Right hand and left hand: a difference in Africa!
By the way, Africans like to eat this porridge with their hands. If you use your hands, then only your right, because using your left hand is not hygienic. Hands are washed before eating.
The Zimbabweans take some of the pulp and form a small ball with a hole pressed in the middle. This hole takes on the function of a spoon and you then eat the vegetables often served with the sadza in a stew. Zimbabweans like to offer this vegetable stew with meat on festive days. This is mostly poultry or pork.
Vegetables for personal use
Unfortunately, agriculture in Zimbabwe is no longer as diverse as it was a few years ago. The residents still grow vegetables for their own use, but they have to import a lot from abroad. That is often too expensive for poor people.

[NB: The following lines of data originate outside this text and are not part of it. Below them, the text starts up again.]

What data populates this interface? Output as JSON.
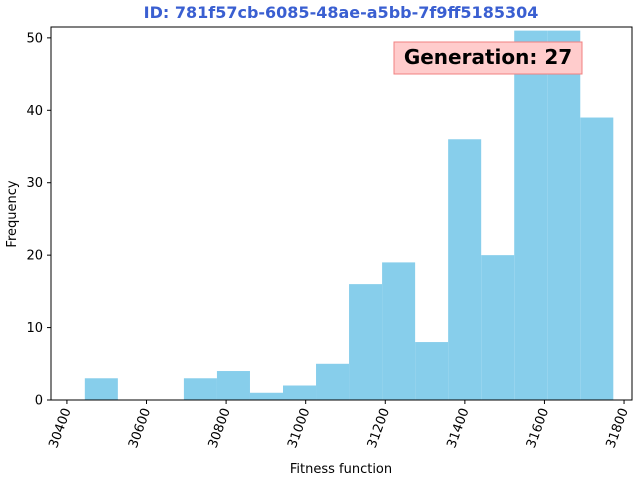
{
  "chart_data": {
    "type": "bar",
    "title": "ID: 781f57cb-6085-48ae-a5bb-7f9ff5185304",
    "title_color": "#3a5fd1",
    "xlabel": "Fitness function",
    "ylabel": "Frequency",
    "annotation": "Generation: 27",
    "annotation_bg": "#ffcccc",
    "annotation_border": "#f08080",
    "bar_color": "#87ceeb",
    "xlim": [
      30360,
      31820
    ],
    "ylim": [
      0,
      51.5
    ],
    "xticks": [
      30400,
      30600,
      30800,
      31000,
      31200,
      31400,
      31600,
      31800
    ],
    "yticks": [
      0,
      10,
      20,
      30,
      40,
      50
    ],
    "bins": [
      {
        "x0": 30445,
        "x1": 30528,
        "count": 3
      },
      {
        "x0": 30528,
        "x1": 30611,
        "count": 0
      },
      {
        "x0": 30611,
        "x1": 30694,
        "count": 0
      },
      {
        "x0": 30694,
        "x1": 30777,
        "count": 3
      },
      {
        "x0": 30777,
        "x1": 30860,
        "count": 4
      },
      {
        "x0": 30860,
        "x1": 30943,
        "count": 1
      },
      {
        "x0": 30943,
        "x1": 31026,
        "count": 2
      },
      {
        "x0": 31026,
        "x1": 31109,
        "count": 5
      },
      {
        "x0": 31109,
        "x1": 31192,
        "count": 16
      },
      {
        "x0": 31192,
        "x1": 31275,
        "count": 19
      },
      {
        "x0": 31275,
        "x1": 31358,
        "count": 8
      },
      {
        "x0": 31358,
        "x1": 31441,
        "count": 36
      },
      {
        "x0": 31441,
        "x1": 31524,
        "count": 20
      },
      {
        "x0": 31524,
        "x1": 31607,
        "count": 51
      },
      {
        "x0": 31607,
        "x1": 31690,
        "count": 51
      },
      {
        "x0": 31690,
        "x1": 31773,
        "count": 39
      }
    ]
  }
}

The food has to fill people first and foremost in order for them to survive. There are also fruits, but these are intended for export and are less likely to be served by the residents.
And what else do Zimbabweans like?
For breakfast there is often a porridge, the bota. Like Sadza, it is stirred from corn flour, but it is thinner and is often sweetened with peanut butter or jam. Sadza is there for lunch and dinner. The custom of drinking tea in the afternoon dates back to the British.
Biltong is also popular. These are salted and dried strips of meat. Most of the meat comes from beef or game. Rice, noodles and potatoes in the form of fries are also on the table in Zimbabwe.